The film is a satire of the contemporary art world, seen through the eyes of Jerome (Max Minghella, son of director Anthony), a freshman at the prestigious Strathmore Academy in New York. Upon meeting the faculty and alumni of the school, he finds that modern-day art scholars don't know shit about shit. Which doesn't bother Jerome all that much, because he's really only in the game to get laid, and he's only offended by the compromised aesthetic at Strathmore because it devalues his own work.

The problem I have with the film is less that it makes all "great" contemporary art out to be the uninteresting work of talentless idiots (a point that I don't necessarily disagree with), and more that it's content to pursue that idea using the cheapest possible shots. From the very opening moments of the film, it's clear that the agenda will be sophomoric mockery, as we see a montage of Strathmore students revealed as posers. And not to say it's not funny, at times - in particular, I enjoyed John Malkovich's turn as a vacuous egocentrist (he brags that he was one of the first to paint triangles) - but mockery can only bring you so far. Satire works best when the creators can demonstrate how much smarter they (and by extension the audience) are than the idiots onscreen. Pointing and chortling doesn't really do that, but that's all the film is interested in, even bringing in a character, Jerome's new bestest friend Bardo (Joel Moore) whose sole purpose is to make snarky comments about clichés, not realizing that Ironist is itself a cliché these days.

So what gets laughed at? Horribly bad filmmakers (Jerome's roommate is a Kevin Smith clone making a slasher-documentary), wunderkinds (Jerome's antagonist is an amateur - literally, we'll find out - whose childlike doodlings are praised by all of Jerome's classmates), art dealers (I can't explain why without spoiling the plot). One character is not mocked throughout the entire film, and that is the teacher played by Anjelica Huston. I think it is not accidental that she is also the only character besides Jerome who seems to care at all for art made before the early 1990's (and the film does take a decidedly conservative, even anti-intellectual approach to art, which makes sense in a way, given Zwigoff's relationship to Robert Crumb, who would have been quickly drummed from a place like Strathmore).

Other less-objectionable characters include Audrey (Sophia Myles), the nude model who becomes the object of all Jerome's desires, and Jimmy (Jim Broadbent, having no idea what to do with his accent), a Strathmore grad and great failure who teaches Jerome that the only way to find success is bribery and sex (he also gives the film a jolt of ugly, and misplaced homophobia, that dies quickly and goes nowhere). Steve Buscemi is uncredited as the local coffeeshop owner who prides himself on giving new artists their first step towards greatness, and gives the best (or at least subtlest) performance in the film.

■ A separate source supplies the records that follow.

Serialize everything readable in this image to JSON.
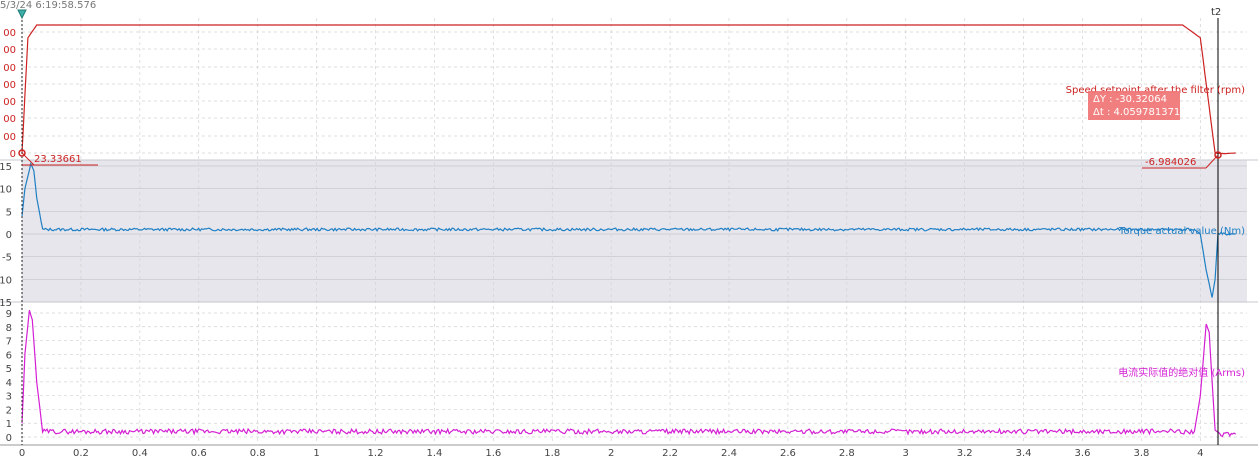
{
  "header": {
    "timestamp": "5/3/24 6:19:58.576",
    "cursor2_label": "t2"
  },
  "colors": {
    "speed": "#cc2222",
    "torque": "#1f7fc4",
    "current": "#d41fd4",
    "tooltip_bg": "#f07878",
    "band": "#e6e6ec",
    "grid": "#d2d2d2"
  },
  "tooltip": {
    "title": "Speed setpoint after the filter (rpm)",
    "dy_line": "ΔY : -30.32064",
    "dt_line": "Δt : 4.059781371672"
  },
  "chart_data": [
    {
      "type": "line",
      "title": "Speed setpoint after the filter (rpm)",
      "x_range": [
        0,
        4.12
      ],
      "x_ticks": [
        0,
        0.2,
        0.4,
        0.6,
        0.8,
        1,
        1.2,
        1.4,
        1.6,
        1.8,
        2,
        2.2,
        2.4,
        2.6,
        2.8,
        3,
        3.2,
        3.4,
        3.6,
        3.8,
        4
      ],
      "y_tick_labels": [
        "00",
        "00",
        "00",
        "00",
        "00",
        "00",
        "00",
        "00",
        "0"
      ],
      "series": [
        {
          "name": "Speed setpoint after the filter (rpm)",
          "x": [
            0,
            0.02,
            0.05,
            0.14,
            2.0,
            3.94,
            4.0,
            4.05,
            4.08,
            4.12
          ],
          "y": [
            0,
            180,
            200,
            200,
            200,
            200,
            180,
            0,
            -1,
            0
          ]
        }
      ],
      "cursor_values": [
        "23.33661",
        "-6.984026"
      ]
    },
    {
      "type": "line",
      "title": "Torque actual value (Nm)",
      "x_range": [
        0,
        4.12
      ],
      "y_ticks": [
        15,
        10,
        5,
        0,
        -5,
        -10,
        -15
      ],
      "y_tick_labels": [
        "15",
        "10",
        "5",
        "0",
        "-5",
        "-10",
        "-15"
      ],
      "series": [
        {
          "name": "Torque actual value (Nm)",
          "x": [
            0,
            0.01,
            0.03,
            0.04,
            0.05,
            0.07,
            2.0,
            3.98,
            4.0,
            4.02,
            4.04,
            4.05,
            4.06,
            4.12
          ],
          "y": [
            4,
            10,
            15.5,
            14,
            8,
            1,
            1,
            1,
            0,
            -8,
            -14,
            -10,
            0,
            0
          ]
        }
      ]
    },
    {
      "type": "line",
      "title": "电流实际值的绝对值 (Arms)",
      "x_range": [
        0,
        4.12
      ],
      "y_ticks": [
        9,
        8,
        7,
        6,
        5,
        4,
        3,
        2,
        1,
        0
      ],
      "y_tick_labels": [
        "9",
        "8",
        "7",
        "6",
        "5",
        "4",
        "3",
        "2",
        "1",
        "0"
      ],
      "series": [
        {
          "name": "电流实际值的绝对值 (Arms)",
          "x": [
            0,
            0.01,
            0.025,
            0.035,
            0.05,
            0.07,
            2.0,
            3.98,
            4.0,
            4.02,
            4.03,
            4.05,
            4.07,
            4.12
          ],
          "y": [
            1,
            6,
            9.2,
            8.5,
            4,
            0.4,
            0.4,
            0.4,
            3,
            8.2,
            7.6,
            0.5,
            0.2,
            0.2
          ]
        }
      ]
    }
  ]
}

I'd kind of like it if that were all the film had going on, because it does atmosphere and attitude well enough. But there comes a point when the plot begins, in which a serial killer stalking campus begins to strike with greater frequency, and Lord Contrivance graces the film with his presence. Perhaps if the film had started out as a murder mystery, I would have liked it a bit more, but that it comes midway through the second act gives the whole thing a lopsided feel.

In total, there's just not a lot happening here. The film lives and dies on its one-note script, and sometimes the note is played very well, but more often it's just kind of...there.